A new AI-based tool in development by the National Institute on Drug Abuse could help to clamp down on illegal opioid sales and other illicit transactions online. The AI is designed to track how digital drug dealers and illegal internet market pharmacies sell opioids through online transactions on social media.
University of California San Diego professor Timothy Mackey, the researcher commissioned by NIDA to build the AI-based tool, says that tracking illegal online sales isn’t as simple as a keyword search. In a study of over 600,000 tweets containing the names of several opioid drugs, only 2,000 tweets contained marketing for those substances. If you thought the $189 billion big data industry was worth a lot before, this technology could help its growth continue.
Digital drug dealers don’t always use obvious keywords and are also quick to remove their posts, Mackey says. Several accounts that appeared to be online drug sellers included pictures of exercise equipment in their posts. Another common behavior is a misspelling of the drugs’ names.
“For a platform like Instagram where we see a lot of drug dealers, it’s a number of hashtags associated with different opioid communities, and then it’s usually information about how to contact the drug dealer and buy from them,” said Mackey.
There are also illegal sellers who misrepresent themselves as internet pharmacies. This is because legitimate internet pharmacies are able to advertise on social media and direct customers to e-commerce platforms. The FDA has been trying to clamp down on illegal internet pharmacies for years.
Fortunately, illegal internet pharmacies have provided enough data for Mackey and his team to develop artificial intelligence software to track them. Artificial intelligence development has advanced significantly in the past year and IT-related jobs are expected to grow by 12% through 2028. Using deep learning and topic-modeling, Mackey and his team of researchers were able to develop software capable of recognizing drug-selling content and new sale-related posts.
The software has so far been able to accurately identify unique posts marketing fentanyl, oxycodone, and oxycontin out of thousands of posts that mention the drugs. Mackey says the software could also be used to find illegal online transactions associated with gun sales, wildlife traffickers, vaping products, and counterfeit luxury products.
However, the AI-based tool poses a concern for over-criminalization of low-level drug sellers. According to drug policy experts, online opioid sales make up only a small portion of opioid sales and the AI tool wouldn’t help to reduce the demand for these substances.
Approximately 2 million people suffered from opioid addiction in 2018 and an estimated 130 people die from opioid-related overdoses each day. Between 2010 and 2015, parent substance abuse accounted for 24.5% of child removals from homes.

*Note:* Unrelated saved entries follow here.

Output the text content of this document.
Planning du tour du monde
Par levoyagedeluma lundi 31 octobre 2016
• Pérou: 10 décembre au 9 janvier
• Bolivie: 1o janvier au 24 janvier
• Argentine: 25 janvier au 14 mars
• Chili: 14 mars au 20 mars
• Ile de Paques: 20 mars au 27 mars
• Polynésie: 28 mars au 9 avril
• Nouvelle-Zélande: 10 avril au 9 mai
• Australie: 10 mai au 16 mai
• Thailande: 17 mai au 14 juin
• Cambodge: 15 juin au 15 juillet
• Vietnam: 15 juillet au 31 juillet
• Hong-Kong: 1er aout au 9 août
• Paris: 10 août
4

In an effort to combat the opioid epidemic, nearly every state in the U.S. has filed a lawsuit against the OxyContin maker Purdue Pharma. The U.S. holds more than 45% of the global pharmaceutical market and state lawsuits accuse the privately held pharmaceutical company of downplaying the risks of addiction to OxyContin and exaggerating its benefits.
State prosecutors say Purdue Pharma’s marketing practices encouraged doctors to prescribe higher doses of the narcotic to their patients and contributing to the public health crisis. Even using OxyContin long-term can be dangerous and puts patients at greater risk of heart damage. Over 350,000 cardiac arrests occur outside the hospital annually.
That being said, while AI software may be able to help locate illegal opioid sales online, it’s unclear whether putting a stop to these sales would make an impact on the nationwide crisis.
“We still don’t know to what extent this is a problem or what’s the size of it, relative to other kinds of traditional drug supply avenues,” said Bryce Pardo, a drug policy researcher at Rand Corporation.
It’s possible that Mackey’s AI tool could help to find small populations that sell illegal substances online, Pardo says, but it’s important to keep in mind that the tool wouldn’t be able to find large-scale importers, only sellers at the bottom of the supply chain.